Spare simplicity is my hope. One day, when all the children have grown up and moved away, when my husband and I are alone, I will be able to clear out the piles of accumulated stuff from the corners of my home: clothes, books, broken toys, papers, plastic sippy cups, half-completed projects abandoned, nerf darts.
Last time I finished a 365 photo project, I swore it would be the last. Instead of spending so much energy searching for the day’s photo, I would take that time to develop a more complex body of work. I began the studies in abstracts, multiple exposure and blur. Removing the discipline of the daily photo exercise, however, didn’t lead to more time for complex projects, it led to no projects. Without the urgency of a daily goal to be checked off, things tended to slide to “tomorrow.” Tomorrow had it’s own set of problems that took all of tomorrow’s time.
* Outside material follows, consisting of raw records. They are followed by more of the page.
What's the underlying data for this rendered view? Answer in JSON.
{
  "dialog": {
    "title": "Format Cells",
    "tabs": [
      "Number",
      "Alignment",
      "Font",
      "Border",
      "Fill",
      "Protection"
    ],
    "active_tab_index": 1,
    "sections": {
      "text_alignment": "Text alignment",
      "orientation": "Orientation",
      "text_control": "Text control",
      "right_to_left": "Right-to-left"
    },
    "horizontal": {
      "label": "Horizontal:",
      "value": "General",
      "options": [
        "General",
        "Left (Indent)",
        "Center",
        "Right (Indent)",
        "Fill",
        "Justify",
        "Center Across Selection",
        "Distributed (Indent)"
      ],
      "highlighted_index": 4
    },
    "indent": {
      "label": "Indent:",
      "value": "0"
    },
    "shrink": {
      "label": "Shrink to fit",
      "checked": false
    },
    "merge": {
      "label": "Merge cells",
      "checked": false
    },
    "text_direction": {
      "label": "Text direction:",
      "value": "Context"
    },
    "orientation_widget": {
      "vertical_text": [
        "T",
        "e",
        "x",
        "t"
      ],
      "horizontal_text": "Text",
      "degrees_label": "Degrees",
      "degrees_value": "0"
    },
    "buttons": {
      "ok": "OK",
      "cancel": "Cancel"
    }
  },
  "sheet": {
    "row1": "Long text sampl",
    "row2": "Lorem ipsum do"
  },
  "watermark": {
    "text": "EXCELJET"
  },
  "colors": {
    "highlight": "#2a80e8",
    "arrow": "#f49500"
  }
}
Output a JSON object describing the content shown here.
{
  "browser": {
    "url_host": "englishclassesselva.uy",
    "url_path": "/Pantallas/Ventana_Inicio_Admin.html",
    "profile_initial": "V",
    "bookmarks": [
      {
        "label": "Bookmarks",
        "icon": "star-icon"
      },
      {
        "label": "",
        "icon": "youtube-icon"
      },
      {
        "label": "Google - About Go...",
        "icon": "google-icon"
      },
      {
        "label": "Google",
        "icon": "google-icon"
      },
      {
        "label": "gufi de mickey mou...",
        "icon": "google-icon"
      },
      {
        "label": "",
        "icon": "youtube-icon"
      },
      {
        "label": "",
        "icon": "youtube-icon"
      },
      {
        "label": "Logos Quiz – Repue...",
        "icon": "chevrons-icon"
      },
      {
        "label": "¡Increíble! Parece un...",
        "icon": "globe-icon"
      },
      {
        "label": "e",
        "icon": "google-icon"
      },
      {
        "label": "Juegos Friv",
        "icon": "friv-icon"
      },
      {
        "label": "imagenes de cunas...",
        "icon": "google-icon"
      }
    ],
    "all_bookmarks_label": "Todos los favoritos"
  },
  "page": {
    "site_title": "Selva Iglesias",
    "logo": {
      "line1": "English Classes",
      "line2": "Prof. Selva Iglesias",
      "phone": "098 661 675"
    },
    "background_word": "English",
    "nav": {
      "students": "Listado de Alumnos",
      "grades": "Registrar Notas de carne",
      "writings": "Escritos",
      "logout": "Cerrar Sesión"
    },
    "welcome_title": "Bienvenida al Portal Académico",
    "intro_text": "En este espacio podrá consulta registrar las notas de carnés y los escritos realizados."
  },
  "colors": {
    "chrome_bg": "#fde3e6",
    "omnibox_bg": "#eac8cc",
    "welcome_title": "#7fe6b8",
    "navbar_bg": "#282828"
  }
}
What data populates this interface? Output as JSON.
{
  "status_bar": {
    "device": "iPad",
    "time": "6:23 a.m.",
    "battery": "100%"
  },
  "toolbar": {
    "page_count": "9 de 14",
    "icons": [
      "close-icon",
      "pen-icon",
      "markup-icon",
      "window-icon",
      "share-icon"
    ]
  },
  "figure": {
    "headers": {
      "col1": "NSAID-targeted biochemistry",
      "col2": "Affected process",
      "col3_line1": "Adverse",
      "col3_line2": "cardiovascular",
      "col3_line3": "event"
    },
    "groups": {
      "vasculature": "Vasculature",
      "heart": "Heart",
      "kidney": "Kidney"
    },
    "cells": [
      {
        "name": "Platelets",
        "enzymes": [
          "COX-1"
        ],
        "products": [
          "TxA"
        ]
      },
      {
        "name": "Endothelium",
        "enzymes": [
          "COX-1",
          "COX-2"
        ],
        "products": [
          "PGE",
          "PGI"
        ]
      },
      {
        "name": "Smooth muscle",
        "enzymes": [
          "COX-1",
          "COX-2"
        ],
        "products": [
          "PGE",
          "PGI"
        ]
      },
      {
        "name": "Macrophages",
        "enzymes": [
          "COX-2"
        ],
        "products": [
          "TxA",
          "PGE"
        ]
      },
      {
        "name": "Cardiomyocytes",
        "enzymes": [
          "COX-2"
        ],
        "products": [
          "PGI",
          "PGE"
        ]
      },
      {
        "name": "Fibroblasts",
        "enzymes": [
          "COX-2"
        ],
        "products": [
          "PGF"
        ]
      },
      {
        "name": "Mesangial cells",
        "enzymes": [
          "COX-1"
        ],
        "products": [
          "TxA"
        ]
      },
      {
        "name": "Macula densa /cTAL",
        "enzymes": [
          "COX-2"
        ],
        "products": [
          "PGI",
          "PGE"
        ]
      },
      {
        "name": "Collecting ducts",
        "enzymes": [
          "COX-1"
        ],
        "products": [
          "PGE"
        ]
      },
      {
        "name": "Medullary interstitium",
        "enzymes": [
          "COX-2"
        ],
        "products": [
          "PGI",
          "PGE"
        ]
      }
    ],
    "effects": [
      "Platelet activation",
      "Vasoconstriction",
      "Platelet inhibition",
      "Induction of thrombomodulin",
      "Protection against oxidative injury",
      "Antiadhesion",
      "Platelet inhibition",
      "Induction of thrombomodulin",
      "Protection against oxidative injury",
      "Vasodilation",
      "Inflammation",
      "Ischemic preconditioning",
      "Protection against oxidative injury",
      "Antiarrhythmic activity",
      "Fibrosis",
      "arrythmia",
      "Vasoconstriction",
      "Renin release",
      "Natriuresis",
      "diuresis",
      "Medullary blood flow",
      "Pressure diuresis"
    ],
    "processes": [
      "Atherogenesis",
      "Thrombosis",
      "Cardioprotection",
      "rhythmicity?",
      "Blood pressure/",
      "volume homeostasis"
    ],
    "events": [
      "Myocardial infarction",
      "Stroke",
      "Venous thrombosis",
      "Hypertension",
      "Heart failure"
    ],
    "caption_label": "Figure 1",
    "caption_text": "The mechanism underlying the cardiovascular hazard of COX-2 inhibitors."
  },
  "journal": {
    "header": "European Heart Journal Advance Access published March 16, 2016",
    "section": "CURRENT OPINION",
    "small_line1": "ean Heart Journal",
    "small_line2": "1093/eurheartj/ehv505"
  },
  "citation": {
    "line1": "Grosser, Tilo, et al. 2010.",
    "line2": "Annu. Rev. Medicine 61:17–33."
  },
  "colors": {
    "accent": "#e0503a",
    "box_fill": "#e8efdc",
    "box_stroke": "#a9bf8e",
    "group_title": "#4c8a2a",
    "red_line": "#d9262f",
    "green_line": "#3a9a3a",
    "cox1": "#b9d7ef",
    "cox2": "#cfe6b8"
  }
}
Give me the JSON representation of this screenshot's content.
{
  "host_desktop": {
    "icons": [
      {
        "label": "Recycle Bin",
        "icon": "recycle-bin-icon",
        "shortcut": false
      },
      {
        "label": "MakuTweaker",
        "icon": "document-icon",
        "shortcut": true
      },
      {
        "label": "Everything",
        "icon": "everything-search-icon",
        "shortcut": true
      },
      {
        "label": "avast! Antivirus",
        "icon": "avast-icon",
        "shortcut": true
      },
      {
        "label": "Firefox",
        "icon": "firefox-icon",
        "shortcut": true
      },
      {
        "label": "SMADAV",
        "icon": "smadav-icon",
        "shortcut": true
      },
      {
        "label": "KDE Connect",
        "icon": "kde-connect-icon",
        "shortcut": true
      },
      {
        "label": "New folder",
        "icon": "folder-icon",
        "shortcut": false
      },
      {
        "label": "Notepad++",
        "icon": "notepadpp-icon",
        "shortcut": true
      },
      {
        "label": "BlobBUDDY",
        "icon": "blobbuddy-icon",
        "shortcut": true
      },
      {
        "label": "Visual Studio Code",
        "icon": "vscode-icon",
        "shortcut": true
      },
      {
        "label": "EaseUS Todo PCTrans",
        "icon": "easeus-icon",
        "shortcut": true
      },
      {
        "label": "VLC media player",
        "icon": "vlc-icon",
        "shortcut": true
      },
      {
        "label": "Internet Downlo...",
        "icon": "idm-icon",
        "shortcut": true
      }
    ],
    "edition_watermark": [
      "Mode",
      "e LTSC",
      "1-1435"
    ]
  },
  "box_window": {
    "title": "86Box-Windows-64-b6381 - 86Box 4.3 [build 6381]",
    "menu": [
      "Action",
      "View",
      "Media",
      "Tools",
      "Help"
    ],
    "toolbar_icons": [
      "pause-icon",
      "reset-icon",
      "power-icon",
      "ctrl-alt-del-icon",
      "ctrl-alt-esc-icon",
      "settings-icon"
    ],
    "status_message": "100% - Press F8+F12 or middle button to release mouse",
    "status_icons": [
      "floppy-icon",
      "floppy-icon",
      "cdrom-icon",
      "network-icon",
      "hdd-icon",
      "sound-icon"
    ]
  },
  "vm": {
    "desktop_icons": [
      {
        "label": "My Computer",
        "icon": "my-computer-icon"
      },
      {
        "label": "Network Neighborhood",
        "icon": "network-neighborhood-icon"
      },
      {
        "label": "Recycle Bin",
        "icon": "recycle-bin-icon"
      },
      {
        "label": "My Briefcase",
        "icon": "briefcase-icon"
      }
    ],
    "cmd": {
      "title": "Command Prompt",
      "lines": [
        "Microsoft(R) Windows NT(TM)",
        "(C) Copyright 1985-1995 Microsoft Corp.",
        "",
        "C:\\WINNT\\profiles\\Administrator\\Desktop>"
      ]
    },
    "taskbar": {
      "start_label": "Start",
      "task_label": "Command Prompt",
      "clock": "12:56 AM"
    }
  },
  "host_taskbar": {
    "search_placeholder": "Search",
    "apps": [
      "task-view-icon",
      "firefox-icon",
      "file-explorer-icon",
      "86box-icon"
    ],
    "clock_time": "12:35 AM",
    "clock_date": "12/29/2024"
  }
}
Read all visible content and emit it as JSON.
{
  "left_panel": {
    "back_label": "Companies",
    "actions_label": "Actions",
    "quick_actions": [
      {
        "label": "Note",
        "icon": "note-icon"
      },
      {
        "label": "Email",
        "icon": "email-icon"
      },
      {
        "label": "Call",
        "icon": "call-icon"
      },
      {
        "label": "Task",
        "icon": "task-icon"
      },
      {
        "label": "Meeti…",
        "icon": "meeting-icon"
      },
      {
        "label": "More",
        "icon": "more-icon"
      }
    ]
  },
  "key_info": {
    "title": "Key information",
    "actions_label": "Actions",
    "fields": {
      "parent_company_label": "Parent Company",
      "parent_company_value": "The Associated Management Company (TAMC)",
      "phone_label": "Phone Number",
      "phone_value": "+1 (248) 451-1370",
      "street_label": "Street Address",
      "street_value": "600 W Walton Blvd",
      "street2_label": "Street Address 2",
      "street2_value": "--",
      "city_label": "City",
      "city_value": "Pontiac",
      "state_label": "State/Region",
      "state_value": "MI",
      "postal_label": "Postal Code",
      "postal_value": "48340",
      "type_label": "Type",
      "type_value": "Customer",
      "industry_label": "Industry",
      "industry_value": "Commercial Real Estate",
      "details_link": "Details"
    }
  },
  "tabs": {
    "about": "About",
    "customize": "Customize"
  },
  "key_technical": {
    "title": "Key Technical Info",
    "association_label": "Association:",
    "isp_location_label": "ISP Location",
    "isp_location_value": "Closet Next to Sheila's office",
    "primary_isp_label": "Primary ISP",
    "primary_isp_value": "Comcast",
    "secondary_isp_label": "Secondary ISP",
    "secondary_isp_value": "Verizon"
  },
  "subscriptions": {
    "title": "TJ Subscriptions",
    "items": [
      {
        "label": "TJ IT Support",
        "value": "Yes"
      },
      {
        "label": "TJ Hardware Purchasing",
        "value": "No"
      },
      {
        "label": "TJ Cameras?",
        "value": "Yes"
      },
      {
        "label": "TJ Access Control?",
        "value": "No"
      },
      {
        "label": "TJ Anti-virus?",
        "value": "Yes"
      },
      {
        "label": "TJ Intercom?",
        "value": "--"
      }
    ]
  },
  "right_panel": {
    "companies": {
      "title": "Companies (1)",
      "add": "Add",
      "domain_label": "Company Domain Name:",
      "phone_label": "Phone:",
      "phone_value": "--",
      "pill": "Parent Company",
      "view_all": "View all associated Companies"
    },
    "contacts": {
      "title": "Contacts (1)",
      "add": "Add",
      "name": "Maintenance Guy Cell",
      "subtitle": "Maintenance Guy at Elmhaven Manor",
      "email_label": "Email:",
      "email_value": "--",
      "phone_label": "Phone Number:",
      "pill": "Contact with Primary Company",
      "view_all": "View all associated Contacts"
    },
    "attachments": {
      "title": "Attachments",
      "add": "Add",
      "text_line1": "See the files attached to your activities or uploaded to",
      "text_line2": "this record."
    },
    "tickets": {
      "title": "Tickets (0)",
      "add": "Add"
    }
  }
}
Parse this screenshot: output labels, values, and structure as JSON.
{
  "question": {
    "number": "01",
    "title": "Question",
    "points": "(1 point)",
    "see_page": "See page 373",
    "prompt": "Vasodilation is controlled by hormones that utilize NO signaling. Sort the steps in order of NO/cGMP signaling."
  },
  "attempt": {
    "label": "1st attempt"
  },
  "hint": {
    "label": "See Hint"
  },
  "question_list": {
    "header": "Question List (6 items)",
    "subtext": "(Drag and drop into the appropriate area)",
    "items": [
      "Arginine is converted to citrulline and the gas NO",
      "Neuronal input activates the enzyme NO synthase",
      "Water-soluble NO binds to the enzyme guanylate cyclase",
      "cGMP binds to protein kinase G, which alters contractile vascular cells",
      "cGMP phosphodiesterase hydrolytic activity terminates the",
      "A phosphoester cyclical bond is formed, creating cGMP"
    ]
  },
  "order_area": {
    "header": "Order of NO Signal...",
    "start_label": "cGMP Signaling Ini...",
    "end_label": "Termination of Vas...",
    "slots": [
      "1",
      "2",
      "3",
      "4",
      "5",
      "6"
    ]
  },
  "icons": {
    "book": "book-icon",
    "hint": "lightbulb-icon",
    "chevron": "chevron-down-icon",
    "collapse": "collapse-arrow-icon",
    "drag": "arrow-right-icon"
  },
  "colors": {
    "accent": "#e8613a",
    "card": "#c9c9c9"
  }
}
Photographing anything quickly degraded to photographing nothing.
So here I am, doing another 365. This time I’m pairing it with writing however to try and improve my skills. 365 photos (or actually since it’s a leap year, 366) and an essay every week — 52 themes.
That’s just such an American thing to do, though, isn’t it? The articles start trickling in around the beginning of December — “5 Things Every Super-Productive and Crazy-Creative Does While You are Still Sleeping You Pathetic Slob!” Outrageous click-bait titles scream at you from every social media outlet, TV and grocery check-out lane. By New Year’s Day the roar is absolutely deafening.
Escaping from “efficiency” and “productivity” and “one word for the year” sent me back to “what’s your creative project for the year?” Thoughts like that always make me a little sad. I don’t own my time — there are many demands on it from people who have a legitimate right to demand it: children, spouse, students. So the goal is really to use what I have not with an eye to cold efficiency or maximum productivity but with joy and love. Without love, it’s all noise.